Greenlight commissioned the survey of 218 full and part-time digital marketing professionals to assess the current state of the industry. The 41 Hour Report looks at what pressures digital marketers face during the average week and what emerging trends could impact the industry over the next few years.

Gender pay gap persists as men receive higher salaries

Greenlight found that nine out of ten (88.5%) digital marketers work full-time, with the average digital marketer working 41 hours per week, despite being contracted to work just 33 hours weekly. Digital marketers take home around £46,573 per year on average, however men earn more on average and are more likely to receive a bonus than women.

On average men earn almost a tenth (9.5%) more than women, taking home £48,025 per annum, versus £43,864 for women. Around half (48%) of men in digital marketing earn more than the average, compared to just 31% of women. While 47% of digital marketers received a bonus in the last 12 months, this appears to be unevenly split; 54% of men received a bonus, compared to just 35% of women.

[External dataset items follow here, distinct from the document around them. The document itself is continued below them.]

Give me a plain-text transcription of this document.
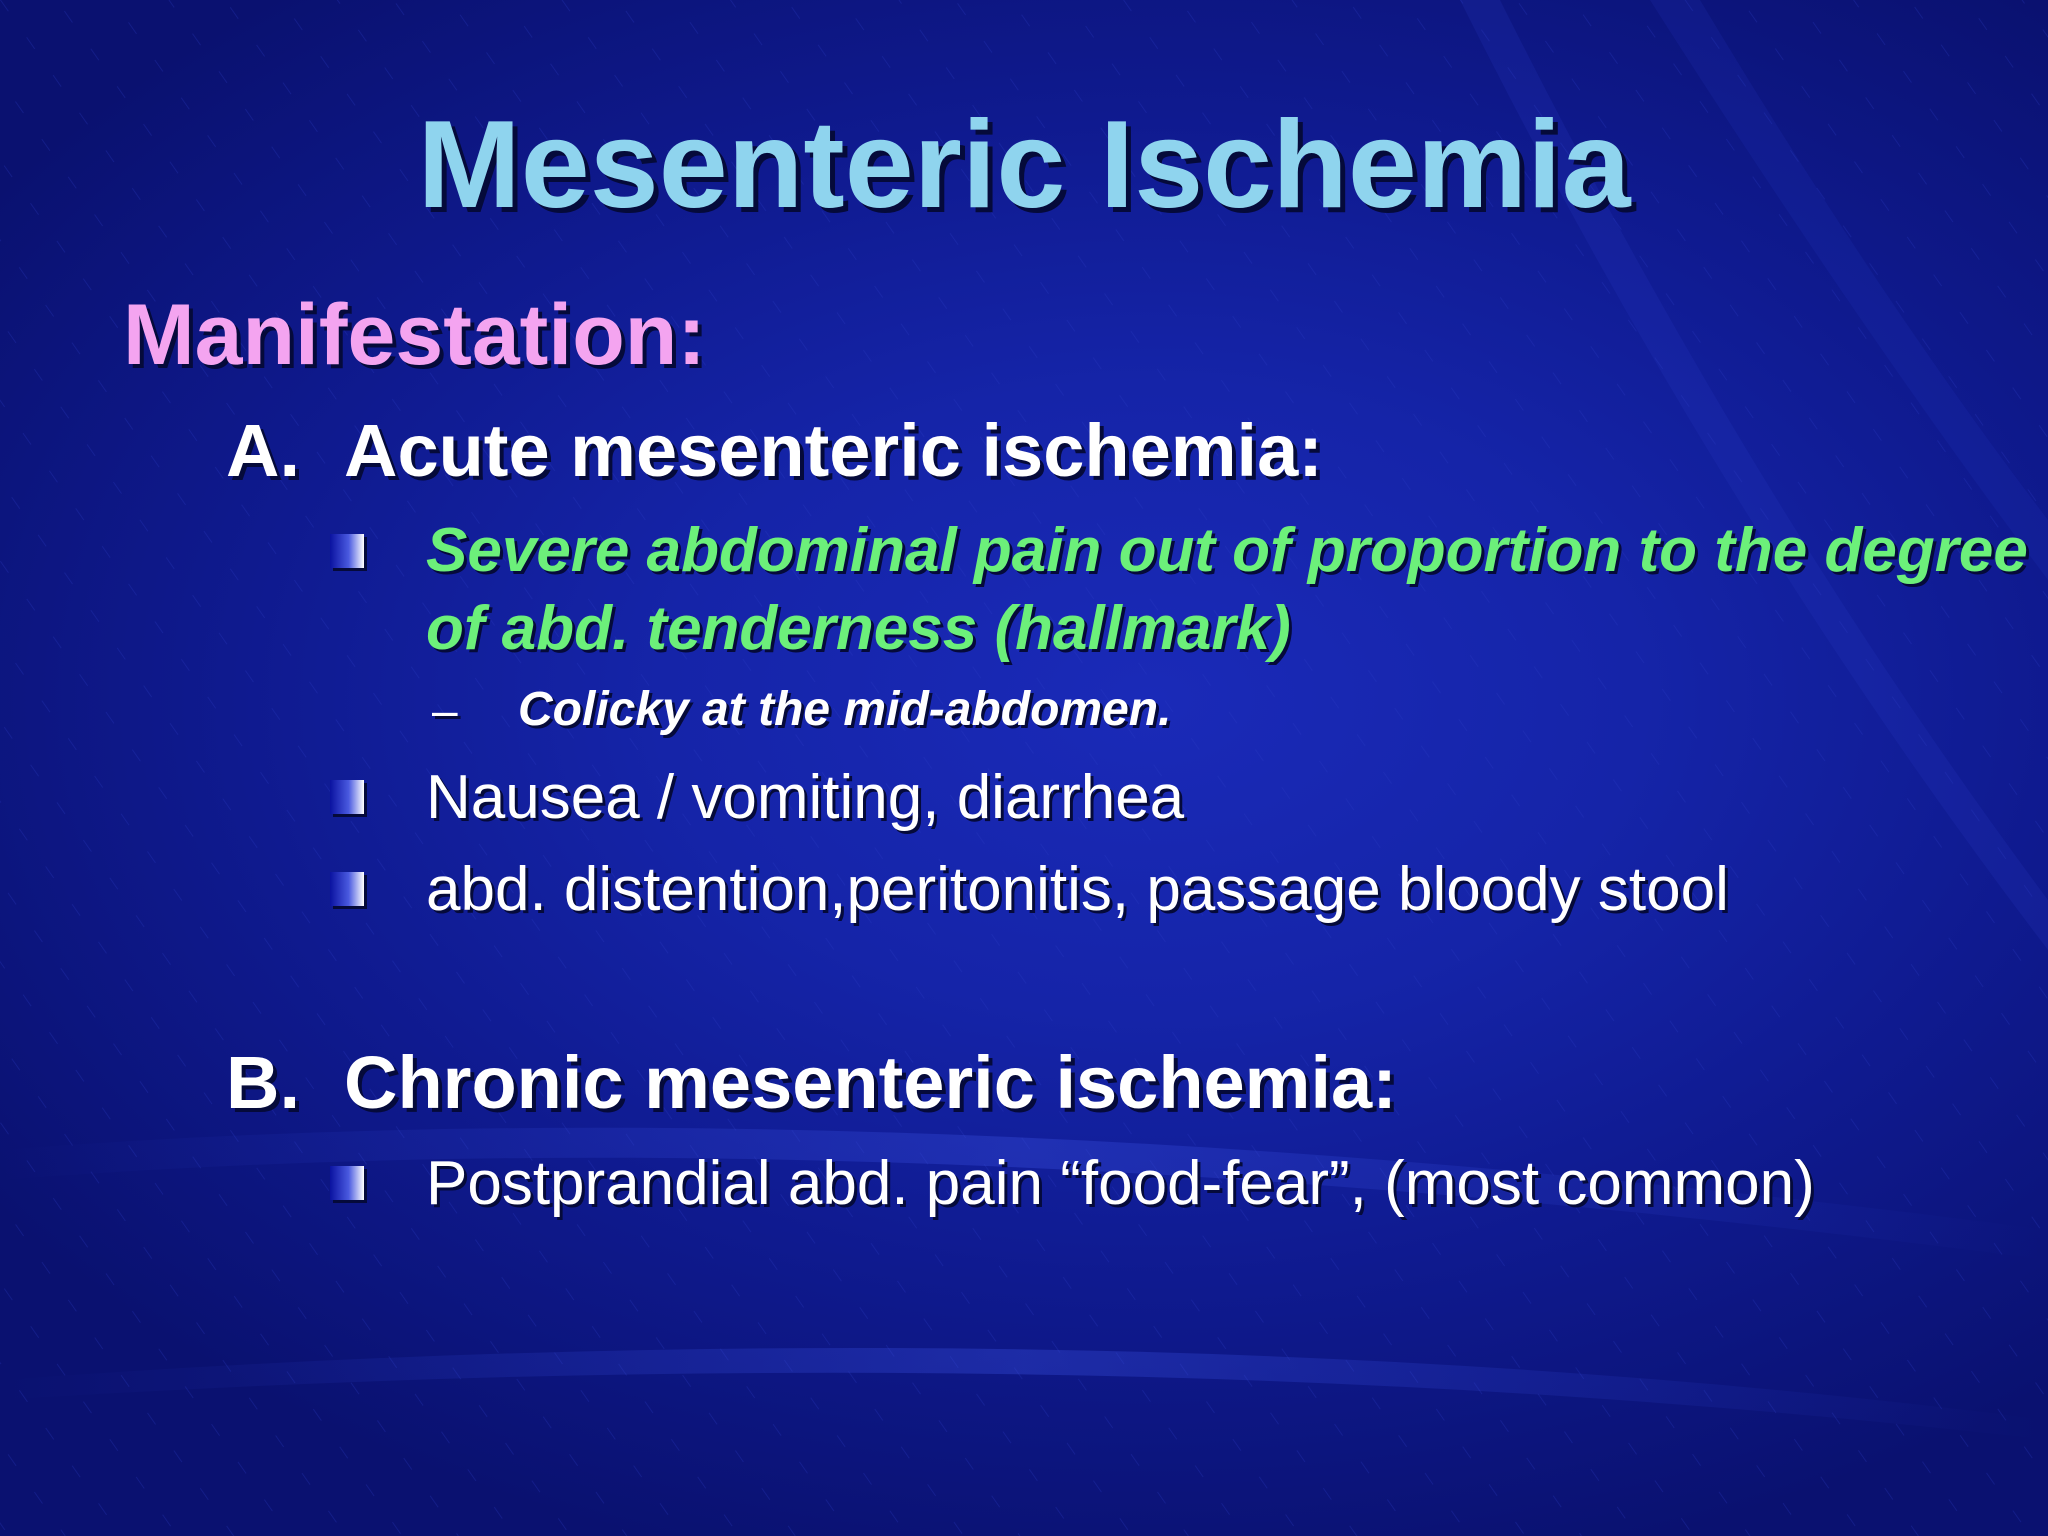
Mesenteric Ischemia
Manifestation:
A. Acute mesenteric ischemia:
Severe abdominal pain out of proportion to the degree of abd. tenderness (hallmark)
–	Colicky at the mid-abdomen.
Nausea / vomiting, diarrhea
abd. distention,peritonitis, passage bloody stool
B. Chronic mesenteric ischemia:
Postprandial abd. pain “food-fear”, (most common)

Digital marketers feel overwhelmingly positive about role

Despite feeling overworked and underpaid, more than four-fifths (84%) of digital marketers feel positive about their current role, while two-fifths (40%) feel very positive. Of those that feel positive, 41% said that they feel inspired while 40% are passionate about digital marketing. A further 38% said they are pleased because their role is understood, while 31% enjoy receiving recognition from their team.

Less than one in twenty (3.7%) marketers feel negative about their role, with just 0.5% feeling very negative. The key contributors to this negativity appears to be: a lack of inspiration (39%), a lack of tools (30%), and a lack of understanding or recognition by colleagues (27%). Greenlight found that one in four (26%) digital marketers feel unsupported by colleagues, while almost one in five (17%) said that they do not receive enough support from C-level executives.


Half of digital marketers find it difficult to secure budget

A lack of budget appears to be a key source of frustration for many digital marketers. Over half (56%) said that they find it difficult to secure the budget they need, while almost a third (32%) struggle to prove ROI to their bosses. Other frustrations include difficulty in hiring top digital marketing talent (31%) and trouble identifying the right technologies to invest in (23%), amidst so much hype and conflicting reports.

Commenting on the research, Andreas Pouros, COO and co-founder at Greenlight, said: “From tackling the latest technologies and platforms, to learning new skills and terminology, digital marketers face fresh challenges every day. While many thrive off this rapidly changing and innovative environment, our research suggests that digital marketers would like more recognition for the contribution they make. However, with almost one in three marketers struggling to prove ROI, this challenge is likely to persist. If digital marketers are to command the attention of C-level executives and secure a greater proportion of marketing spend to drive growth, the industry must get better at justifying and measuring investment in tools and talent, particularly when experimenting with new or unproven technologies and platforms.”

The 41 Hour Report examines the UK’s digital marketing landscape, assessing the emerging trends and developments that are impacting marketers today and are likely to have an impact in the future.